Dans le circuit des points de collecte français, c’est seulement l’équivalent de moins d' 1% du total des pièces TLC commercialisées en France chaque année qui servent à alimenter le circuit de seconde main français, en 2018 (6). Et encore, il s’agit aussi de pièces vintage, de plus de 20 ans, particulièrement prisées par les chineuses. C’est donc bien la crème de la crème de ce qui est déposé dans les centres de tri qui alimente réellement le circuit de la seconde main en France, sans qu’il n’y ait de réelle visibilité sur le type de produits réinjectés (matières, âge du vêtement, design…).

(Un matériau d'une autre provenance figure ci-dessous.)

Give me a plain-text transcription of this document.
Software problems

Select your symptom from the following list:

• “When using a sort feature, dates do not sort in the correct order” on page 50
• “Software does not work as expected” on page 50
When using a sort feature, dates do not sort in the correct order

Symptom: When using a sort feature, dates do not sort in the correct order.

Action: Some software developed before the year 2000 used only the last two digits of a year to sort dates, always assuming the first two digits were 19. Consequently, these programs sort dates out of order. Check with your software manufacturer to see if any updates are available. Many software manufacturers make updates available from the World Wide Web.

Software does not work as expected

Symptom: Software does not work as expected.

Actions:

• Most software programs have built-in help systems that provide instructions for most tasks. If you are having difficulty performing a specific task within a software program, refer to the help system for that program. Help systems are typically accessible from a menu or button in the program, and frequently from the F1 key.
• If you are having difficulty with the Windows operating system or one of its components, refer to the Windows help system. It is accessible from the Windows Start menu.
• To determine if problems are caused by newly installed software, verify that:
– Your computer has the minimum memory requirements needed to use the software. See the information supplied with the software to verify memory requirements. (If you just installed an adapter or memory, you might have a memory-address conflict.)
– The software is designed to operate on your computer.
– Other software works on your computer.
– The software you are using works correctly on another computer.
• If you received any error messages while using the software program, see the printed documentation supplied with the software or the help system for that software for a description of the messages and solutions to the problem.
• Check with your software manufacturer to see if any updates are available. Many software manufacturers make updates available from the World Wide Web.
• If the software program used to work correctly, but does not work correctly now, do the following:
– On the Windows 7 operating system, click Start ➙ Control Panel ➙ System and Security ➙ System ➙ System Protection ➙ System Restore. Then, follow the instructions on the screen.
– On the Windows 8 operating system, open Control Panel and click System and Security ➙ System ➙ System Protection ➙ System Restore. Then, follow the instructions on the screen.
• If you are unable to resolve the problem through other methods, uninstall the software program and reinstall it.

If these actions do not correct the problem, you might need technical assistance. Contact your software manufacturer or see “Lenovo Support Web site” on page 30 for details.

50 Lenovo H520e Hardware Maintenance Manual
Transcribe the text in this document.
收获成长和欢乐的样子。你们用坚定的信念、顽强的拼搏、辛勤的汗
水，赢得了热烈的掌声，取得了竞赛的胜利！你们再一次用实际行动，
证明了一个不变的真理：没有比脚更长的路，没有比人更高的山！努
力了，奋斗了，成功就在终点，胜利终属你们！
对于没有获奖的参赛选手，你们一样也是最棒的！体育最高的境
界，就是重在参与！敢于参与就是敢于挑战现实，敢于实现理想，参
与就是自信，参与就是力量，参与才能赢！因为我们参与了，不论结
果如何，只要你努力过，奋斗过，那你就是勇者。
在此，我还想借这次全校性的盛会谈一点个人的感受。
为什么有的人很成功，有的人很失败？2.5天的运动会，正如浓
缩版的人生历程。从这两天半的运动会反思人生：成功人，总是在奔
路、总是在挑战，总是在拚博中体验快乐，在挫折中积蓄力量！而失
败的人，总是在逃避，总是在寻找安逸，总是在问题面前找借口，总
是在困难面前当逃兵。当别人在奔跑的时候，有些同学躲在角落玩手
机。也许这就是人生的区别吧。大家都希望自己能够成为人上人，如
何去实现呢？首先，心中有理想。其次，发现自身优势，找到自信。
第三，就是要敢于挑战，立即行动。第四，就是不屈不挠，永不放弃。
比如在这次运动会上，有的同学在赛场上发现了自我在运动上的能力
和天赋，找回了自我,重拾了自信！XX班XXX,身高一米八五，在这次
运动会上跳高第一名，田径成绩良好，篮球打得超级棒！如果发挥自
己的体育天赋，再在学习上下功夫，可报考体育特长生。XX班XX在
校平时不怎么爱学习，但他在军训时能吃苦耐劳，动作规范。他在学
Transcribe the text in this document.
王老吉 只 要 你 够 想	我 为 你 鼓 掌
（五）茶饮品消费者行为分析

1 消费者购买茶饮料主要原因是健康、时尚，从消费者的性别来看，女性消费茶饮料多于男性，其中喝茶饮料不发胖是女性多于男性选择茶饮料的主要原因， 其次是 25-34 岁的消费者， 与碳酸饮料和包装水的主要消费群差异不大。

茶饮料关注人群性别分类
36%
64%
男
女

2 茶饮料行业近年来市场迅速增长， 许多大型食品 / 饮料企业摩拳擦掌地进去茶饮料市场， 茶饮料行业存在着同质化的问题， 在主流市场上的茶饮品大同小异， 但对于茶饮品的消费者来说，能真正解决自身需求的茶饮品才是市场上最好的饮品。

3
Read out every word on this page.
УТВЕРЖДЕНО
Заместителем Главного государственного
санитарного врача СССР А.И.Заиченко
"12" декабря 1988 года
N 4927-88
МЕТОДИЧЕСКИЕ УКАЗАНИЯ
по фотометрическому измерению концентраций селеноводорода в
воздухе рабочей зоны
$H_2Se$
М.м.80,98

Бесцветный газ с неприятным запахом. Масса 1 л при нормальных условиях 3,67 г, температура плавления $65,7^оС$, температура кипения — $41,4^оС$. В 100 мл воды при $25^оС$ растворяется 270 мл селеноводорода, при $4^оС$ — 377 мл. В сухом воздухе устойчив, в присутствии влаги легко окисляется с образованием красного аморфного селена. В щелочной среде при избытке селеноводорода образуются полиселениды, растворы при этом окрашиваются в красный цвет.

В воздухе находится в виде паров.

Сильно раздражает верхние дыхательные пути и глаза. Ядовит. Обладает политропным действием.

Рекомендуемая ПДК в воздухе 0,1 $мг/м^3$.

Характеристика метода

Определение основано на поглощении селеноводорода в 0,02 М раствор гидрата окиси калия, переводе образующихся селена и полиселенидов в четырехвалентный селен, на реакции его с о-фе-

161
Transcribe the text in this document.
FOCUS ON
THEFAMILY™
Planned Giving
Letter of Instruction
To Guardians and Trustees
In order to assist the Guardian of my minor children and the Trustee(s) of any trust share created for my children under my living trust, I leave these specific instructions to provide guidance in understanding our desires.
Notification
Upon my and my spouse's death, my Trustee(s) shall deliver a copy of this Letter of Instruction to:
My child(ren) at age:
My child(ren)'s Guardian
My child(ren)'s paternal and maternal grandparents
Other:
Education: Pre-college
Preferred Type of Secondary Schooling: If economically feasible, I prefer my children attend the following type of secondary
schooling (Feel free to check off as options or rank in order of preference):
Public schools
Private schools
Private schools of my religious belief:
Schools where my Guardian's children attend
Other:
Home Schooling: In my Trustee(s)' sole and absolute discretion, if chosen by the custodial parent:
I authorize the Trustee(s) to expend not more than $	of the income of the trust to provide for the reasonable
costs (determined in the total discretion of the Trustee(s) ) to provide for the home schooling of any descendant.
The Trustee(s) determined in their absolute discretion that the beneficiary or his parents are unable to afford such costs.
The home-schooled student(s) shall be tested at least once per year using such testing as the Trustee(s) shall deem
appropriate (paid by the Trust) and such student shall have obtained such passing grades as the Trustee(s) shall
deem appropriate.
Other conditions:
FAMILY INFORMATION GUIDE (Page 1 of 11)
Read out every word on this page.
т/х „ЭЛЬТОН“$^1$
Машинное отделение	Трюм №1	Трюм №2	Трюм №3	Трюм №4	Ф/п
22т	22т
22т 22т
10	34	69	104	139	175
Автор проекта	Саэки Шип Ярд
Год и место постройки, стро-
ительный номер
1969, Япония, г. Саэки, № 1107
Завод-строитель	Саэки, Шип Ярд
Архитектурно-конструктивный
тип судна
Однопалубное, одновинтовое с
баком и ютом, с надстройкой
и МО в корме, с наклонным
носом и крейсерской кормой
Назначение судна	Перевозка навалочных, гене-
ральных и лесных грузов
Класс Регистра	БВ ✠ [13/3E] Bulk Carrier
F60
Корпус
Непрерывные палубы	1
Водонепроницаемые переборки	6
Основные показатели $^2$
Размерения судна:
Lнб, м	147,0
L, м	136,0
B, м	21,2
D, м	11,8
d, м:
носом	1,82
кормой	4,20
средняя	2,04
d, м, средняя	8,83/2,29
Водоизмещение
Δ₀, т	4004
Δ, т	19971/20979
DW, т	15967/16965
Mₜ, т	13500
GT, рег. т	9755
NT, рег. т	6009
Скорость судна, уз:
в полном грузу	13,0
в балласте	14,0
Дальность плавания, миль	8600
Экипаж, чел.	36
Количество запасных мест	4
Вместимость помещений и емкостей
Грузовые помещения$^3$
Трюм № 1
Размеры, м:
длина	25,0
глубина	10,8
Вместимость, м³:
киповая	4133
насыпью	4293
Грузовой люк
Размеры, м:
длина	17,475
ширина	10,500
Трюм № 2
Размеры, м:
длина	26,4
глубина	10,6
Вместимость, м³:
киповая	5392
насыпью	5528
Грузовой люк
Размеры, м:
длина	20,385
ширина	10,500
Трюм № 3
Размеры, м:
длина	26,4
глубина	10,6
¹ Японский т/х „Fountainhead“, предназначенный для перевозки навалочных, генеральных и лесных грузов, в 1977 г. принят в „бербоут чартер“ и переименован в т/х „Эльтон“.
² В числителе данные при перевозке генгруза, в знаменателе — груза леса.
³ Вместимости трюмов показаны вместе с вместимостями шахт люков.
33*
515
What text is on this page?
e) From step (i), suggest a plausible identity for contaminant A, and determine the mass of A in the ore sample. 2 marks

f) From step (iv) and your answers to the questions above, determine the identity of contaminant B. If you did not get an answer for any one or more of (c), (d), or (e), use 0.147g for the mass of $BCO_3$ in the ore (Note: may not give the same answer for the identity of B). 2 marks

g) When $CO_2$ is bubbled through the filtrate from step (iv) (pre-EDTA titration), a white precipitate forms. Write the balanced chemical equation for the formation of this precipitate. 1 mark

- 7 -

Selon Re-Fashion, la collecte, en France, représente 248 547 T en 2019 (sur les 648 000 mises en marché). Après le tri, 196 054 T de TLC sont valorisés en 2019, dont 57,8% destinés à la réutilisation et 33,5% au recyclage (effilochage, chiffons), 7,6% servent de combustible solide de récupération, et 0,6% sont éliminés. Ainsi, en terme d’ordre de grandeur, les TLC collectés représente l’équivalent de 38,1% de la masse des produits mis en marché chaque année, quand le nombre de produits qui alimente le circuit de seconde main représente l’équivalent de 17%.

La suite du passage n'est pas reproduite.